M.E. : Encore une fois TRÈS DIFFICILE de répondre ...(enfin j'veux dire qu'en conversation libre, micro ouvert, ça va :), mais vous répondre sur mon clavier, me pétrifie quelque peu, gomme mon jaillissement spontané légendaire (ahum...) tout ça quoi ...) Bon, d'abord, Ovomaltine est une pub à l'image, dans laquelle je joue physiquement ... Là, y'a pas qu'la voix, j'veux dire ... j'ai eu la chance de tourner dans cette pub au concept génial et qui restera dans les annales de la création publicitaire ...
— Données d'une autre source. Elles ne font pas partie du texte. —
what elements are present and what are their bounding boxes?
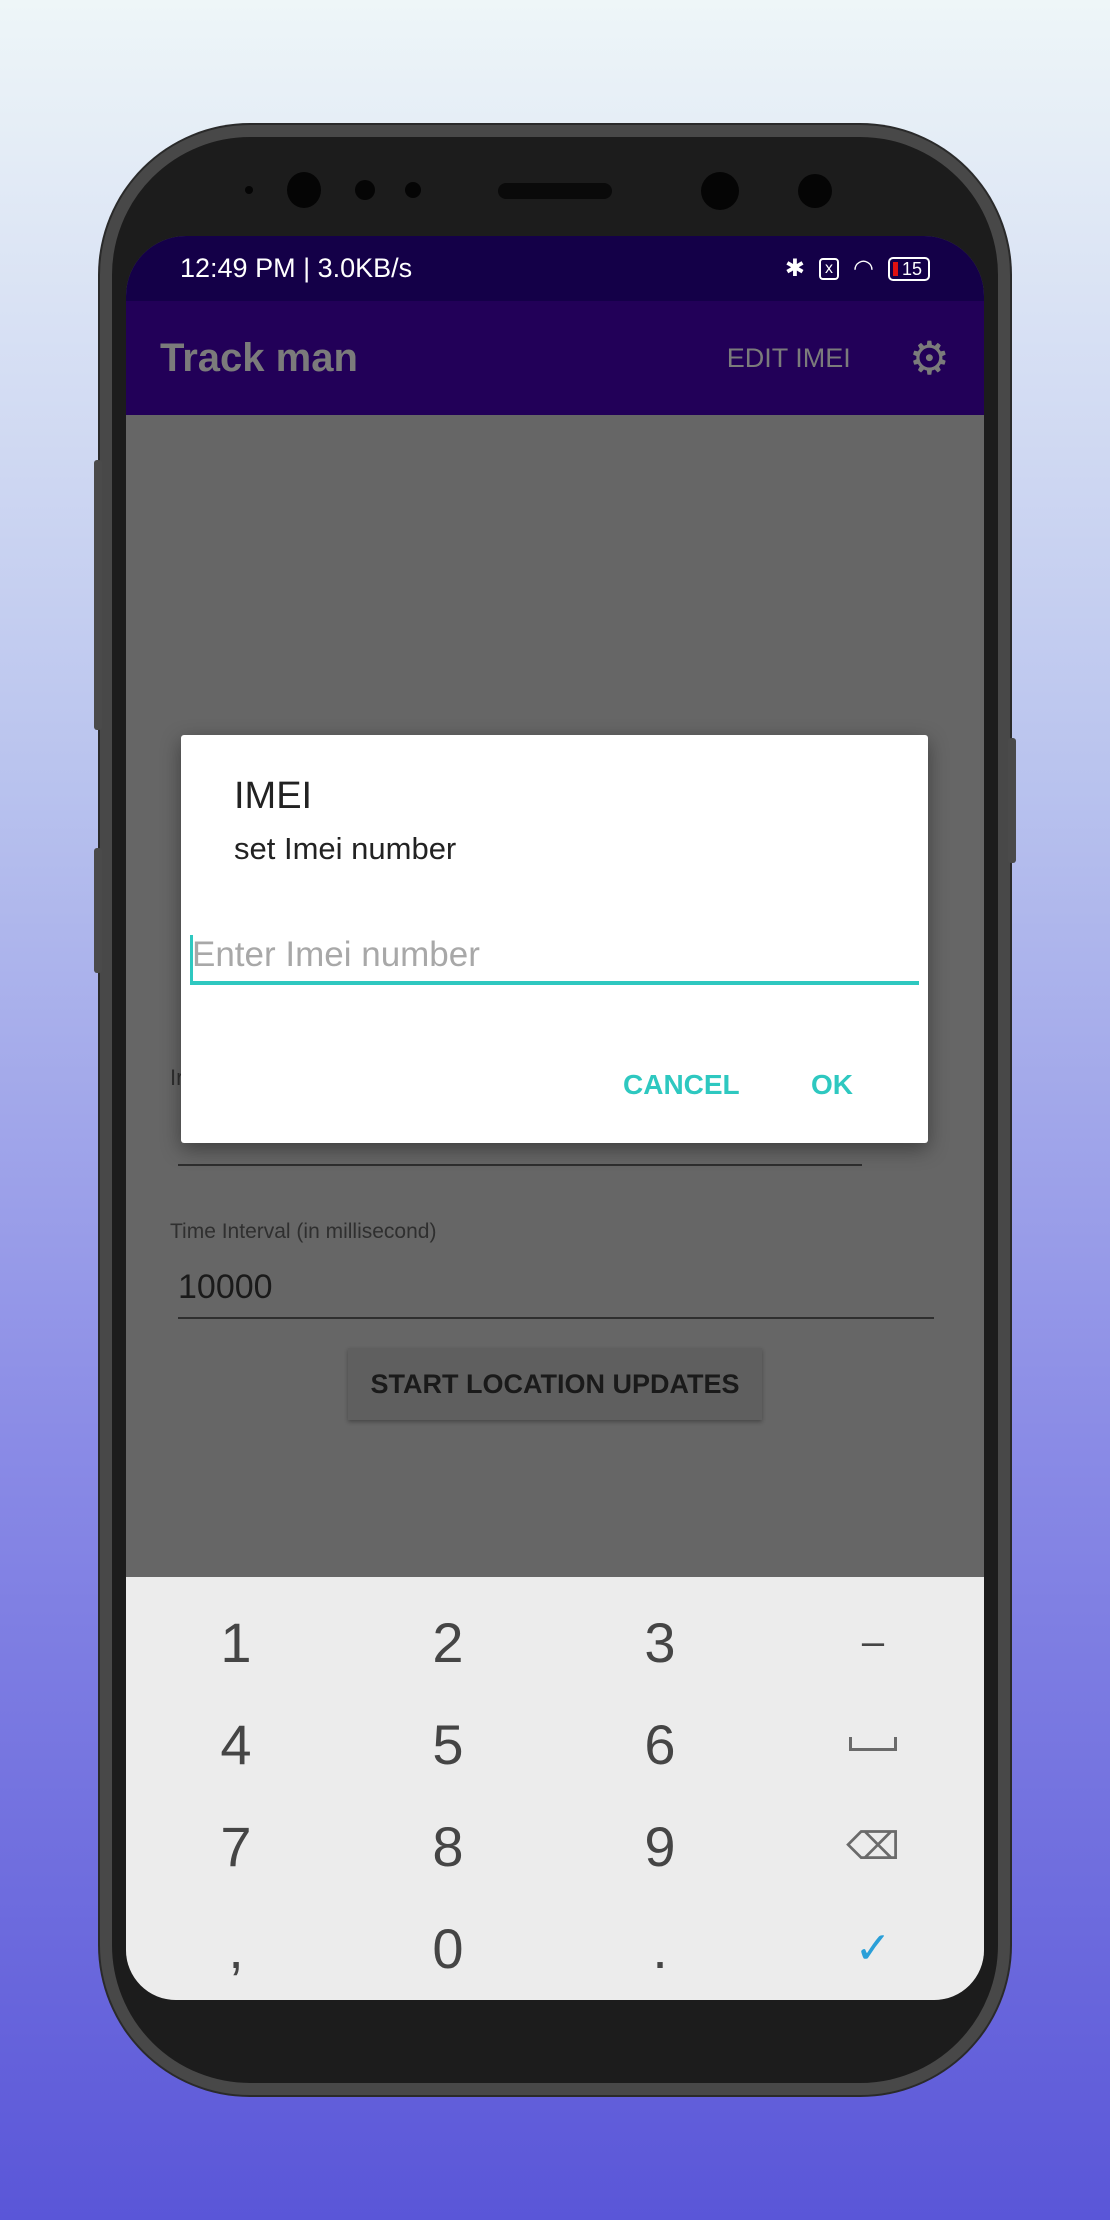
- backspace-icon: ⌫: [846, 1825, 900, 1868]
- dialog-title: IMEI: [234, 775, 313, 817]
- backspace-key[interactable]: ⌫: [768, 1796, 978, 1896]
- sensor-dot: [405, 182, 421, 198]
- app-bar: Track man EDIT IMEI ⚙: [126, 301, 984, 415]
- power-button: [1008, 738, 1016, 863]
- key-1[interactable]: 1: [131, 1592, 341, 1692]
- key-dash[interactable]: –: [768, 1592, 978, 1692]
- imei-dialog: IMEI set Imei number Enter Imei number C…: [181, 735, 928, 1143]
- interval-input[interactable]: 10000: [178, 1268, 273, 1307]
- key-2[interactable]: 2: [343, 1592, 553, 1692]
- key-4[interactable]: 4: [131, 1694, 341, 1794]
- sensor: [798, 174, 832, 208]
- app-title: Track man: [160, 335, 358, 380]
- key-8[interactable]: 8: [343, 1796, 553, 1896]
- status-time: 12:49 PM | 3.0KB/s: [180, 253, 413, 283]
- bluetooth-icon: ✱: [784, 255, 806, 282]
- numeric-keyboard: 1 2 3 – 4 5 6 7 8 9 ⌫ , 0 . ✓: [126, 1577, 984, 2000]
- key-3[interactable]: 3: [555, 1592, 765, 1692]
- screen: 12:49 PM | 3.0KB/s ✱ x ◠ 15 Track man ED…: [126, 236, 984, 2000]
- checkmark-icon: ✓: [854, 1923, 892, 1973]
- volume-button: [94, 460, 102, 730]
- key-period[interactable]: .: [555, 1898, 765, 1998]
- cancel-button[interactable]: CANCEL: [623, 1069, 740, 1101]
- front-camera: [287, 172, 321, 208]
- edit-imei-button[interactable]: EDIT IMEI: [727, 343, 851, 374]
- side-button: [94, 848, 102, 973]
- imei-field-underline: [178, 1164, 862, 1166]
- interval-label: Time Interval (in millisecond): [170, 1220, 437, 1243]
- key-7[interactable]: 7: [131, 1796, 341, 1896]
- key-comma[interactable]: ,: [131, 1898, 341, 1998]
- earpiece-speaker: [498, 183, 612, 199]
- sensor-dot: [355, 180, 375, 200]
- done-key[interactable]: ✓: [768, 1898, 978, 1998]
- interval-field-underline: [178, 1317, 934, 1319]
- dialog-message: set Imei number: [234, 831, 457, 866]
- gear-icon[interactable]: ⚙: [909, 331, 950, 385]
- key-0[interactable]: 0: [343, 1898, 553, 1998]
- start-location-updates-button[interactable]: START LOCATION UPDATES: [348, 1348, 762, 1420]
- status-bar: 12:49 PM | 3.0KB/s ✱ x ◠ 15: [126, 236, 984, 301]
- front-camera-2: [701, 172, 739, 210]
- main-content: Ir Time Interval (in millisecond) 10000 …: [126, 415, 984, 1578]
- imei-input[interactable]: Enter Imei number: [190, 935, 919, 985]
- sim-missing-icon: x: [819, 257, 840, 280]
- key-9[interactable]: 9: [555, 1796, 765, 1896]
- space-icon: [849, 1737, 897, 1751]
- wifi-icon: ◠: [853, 255, 874, 282]
- ok-button[interactable]: OK: [811, 1069, 853, 1101]
- key-5[interactable]: 5: [343, 1694, 553, 1794]
- space-key[interactable]: [768, 1694, 978, 1794]
- sensor-dot: [245, 186, 253, 194]
- battery-icon: 15: [887, 256, 930, 281]
- key-6[interactable]: 6: [555, 1694, 765, 1794]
L'excellent souvenir que je garde de "La Pie qui Chante", c'est d'abord la rencontre avec le réalisateur Gérard Krawczyk, extrêmement talentueux, intelligent, sympa-drôle-hyper-pointu-pro, qui nous a aussi fait quelques jolis longs métrages de cinéma comme : Je hais les acteurs / L'Eté en pente douce / Héroïnes / Taxi 2 (dans lequel il m'offre d'ailleurs un p'tit rôle sympa qui ouvre le film) / Wasabi / Taxi 3 / Fanfan la Tulipe ... voyez ? L'excellent souvenir, c'est également la rencontre avec Jacques Hénocq un grand Monsieur de la Création Publicitaire ! et le plaisir de travailler aussi sur des marionnettes d'Alain Duverne , le génie-créateur de toutes les marionnettes des Guignols de l'Info de Canal + . Alors la voix, oui ... La voix me vient ... enfin .... c'est comme dans le travail de masque, dans la Comedia dell'Arte... Je me concentre sur la physionomie du personnage ... La voix prend vie en moi; elle prend place dans mon larynx, des sons me viennent, se transforment, mon gosier se tortille, circonvolutionne, ça sort, j'explose ! Je deviens, La Pie ! (mais faut k'sa plaise, hein, au client, hein )! C'est la même démarche, lorsque je trouve la voix pour "Vahiné ? c'est gonflé !", ou la voix du cochon "Dédé", pour la Française des jeux ...

P.J. : Venons-en au doublage de dessins animés. Vous avez participé au très populaire film "les maîtres du temps", scénarisé par Moebius, où vous prêtiez votre voix au personnage de Silbad. Quel souvenir gardez-vous de ce film ?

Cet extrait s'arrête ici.